Rival claims of victory in the Central American state's presidential elections are being joined with allegations of fraud. The slow count has been noted by EU election observers as a final result is still two days away.
Both the challenger Salvador Nasralla and incumbent President Juan Orlando Hernandez have claimed victory in Sunday's presidential election.
The length of time being taken to count the votes and the lack of announcements from the country's electoral court have added to the tension.
Hernandez again claimed on Tuesday he had won, and refused to concede. He told his supporters they should wait for final results. "Nobody can call it an irreversible trend," he said, "Not even 60 percent of the ballots are counted."
The 64-year-old TV host-turned-politician Nasralla accused his rival of fraud on Tuesday: "He's fabricating (the results)," Nasralla told AFP in an interview. "He controls the media. He's going to have the result sheets he wants validated and change the will of the people."
Electoral court announces delay
David Matamoros, head of the electoral court, said Tuesday that there were still 2.4 million ballots to process and final results would not be announced until Thursday. The court interrupted its live broadcast to say the rest of the ballots would be brought to the capital from 400 remote areas by military trucks to be counted.
"It is hoped that they arrive in the next few hours to begin immediate processing," he said.
"It is urgent that the results be disclosed," said Marisa Matias, head of the European Union observation mission in Honduras said on Tuesday. "The communication from authorities with their people must be more fluid."
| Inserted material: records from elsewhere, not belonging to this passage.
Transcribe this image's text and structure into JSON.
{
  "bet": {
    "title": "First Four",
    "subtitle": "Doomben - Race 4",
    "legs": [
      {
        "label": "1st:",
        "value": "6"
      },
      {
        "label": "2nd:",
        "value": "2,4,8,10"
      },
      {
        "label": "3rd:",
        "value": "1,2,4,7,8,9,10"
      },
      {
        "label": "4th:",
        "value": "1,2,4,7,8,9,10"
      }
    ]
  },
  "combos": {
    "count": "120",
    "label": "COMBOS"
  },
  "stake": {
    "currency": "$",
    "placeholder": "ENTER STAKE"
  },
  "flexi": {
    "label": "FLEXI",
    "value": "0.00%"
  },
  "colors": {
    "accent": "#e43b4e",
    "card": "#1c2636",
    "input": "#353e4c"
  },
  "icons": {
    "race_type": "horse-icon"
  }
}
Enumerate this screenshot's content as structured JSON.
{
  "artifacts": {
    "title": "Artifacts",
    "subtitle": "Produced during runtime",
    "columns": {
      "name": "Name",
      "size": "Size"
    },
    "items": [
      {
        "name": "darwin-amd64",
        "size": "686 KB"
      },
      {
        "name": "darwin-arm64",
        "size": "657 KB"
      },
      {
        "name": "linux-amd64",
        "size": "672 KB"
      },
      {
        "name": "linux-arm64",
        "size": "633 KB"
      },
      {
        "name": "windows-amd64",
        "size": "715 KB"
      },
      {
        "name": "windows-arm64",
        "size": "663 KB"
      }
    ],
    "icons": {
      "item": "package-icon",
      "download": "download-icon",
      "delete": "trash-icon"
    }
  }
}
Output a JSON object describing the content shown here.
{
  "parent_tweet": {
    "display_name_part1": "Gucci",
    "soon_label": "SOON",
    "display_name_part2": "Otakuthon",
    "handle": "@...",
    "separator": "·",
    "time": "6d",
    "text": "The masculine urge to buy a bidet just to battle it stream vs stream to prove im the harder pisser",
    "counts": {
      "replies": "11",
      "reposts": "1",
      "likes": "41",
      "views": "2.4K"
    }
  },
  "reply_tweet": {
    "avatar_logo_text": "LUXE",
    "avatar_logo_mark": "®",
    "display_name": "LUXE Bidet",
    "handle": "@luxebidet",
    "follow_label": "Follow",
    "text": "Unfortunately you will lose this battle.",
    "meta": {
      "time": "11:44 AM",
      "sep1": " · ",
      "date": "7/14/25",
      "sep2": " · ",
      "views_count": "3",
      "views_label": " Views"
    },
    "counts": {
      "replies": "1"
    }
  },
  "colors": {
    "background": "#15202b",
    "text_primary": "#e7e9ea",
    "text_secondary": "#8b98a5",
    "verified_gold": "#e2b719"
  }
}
With 57 percent of the votes counted early Monday, Nasralla led by five percentage points and on Tuesday, the election authority posted new results on its website: 44.4 percent for Nasralla to 40.5 percent for Hernandez with just over 61 percent of votes counted.
By late Tuesday afternoon, preliminary results from about 63 percent of the votes maintained Nasralla's four-point lead over Hernandez.
Nasralla's political alliance accused the court of favoring the Hernandez government claiming it "is
no longer a guarantee of democratic and transparent elections due to the fact that it lacks independence and impartiality."
EU calls for more information
While the EU electoral observation mission in Honduras said the vote had been generally peaceful and results were being processed in front of party representatives, it noted the electoral court had made fewer announcements of preliminary results than in the last elections in 2013.
In their initial report, the EU observers said that the electoral court was not generally seen as neutral because new opposition parties had little or no representation.
Hernandez's conservative National Party controls the executive, legislative and judicial branches of government.
Nasralla said former-President Manuel Zelaya would be an influential person in his government and that Zelaya's wife Xiomara Castro would serve as his vice-president. She was a presidential candidate in 2013 but lost to Hernandez.
In 2009, Zelaya was deposed as president after more than three years in power when he was detained by the military and sent to Costa Rica.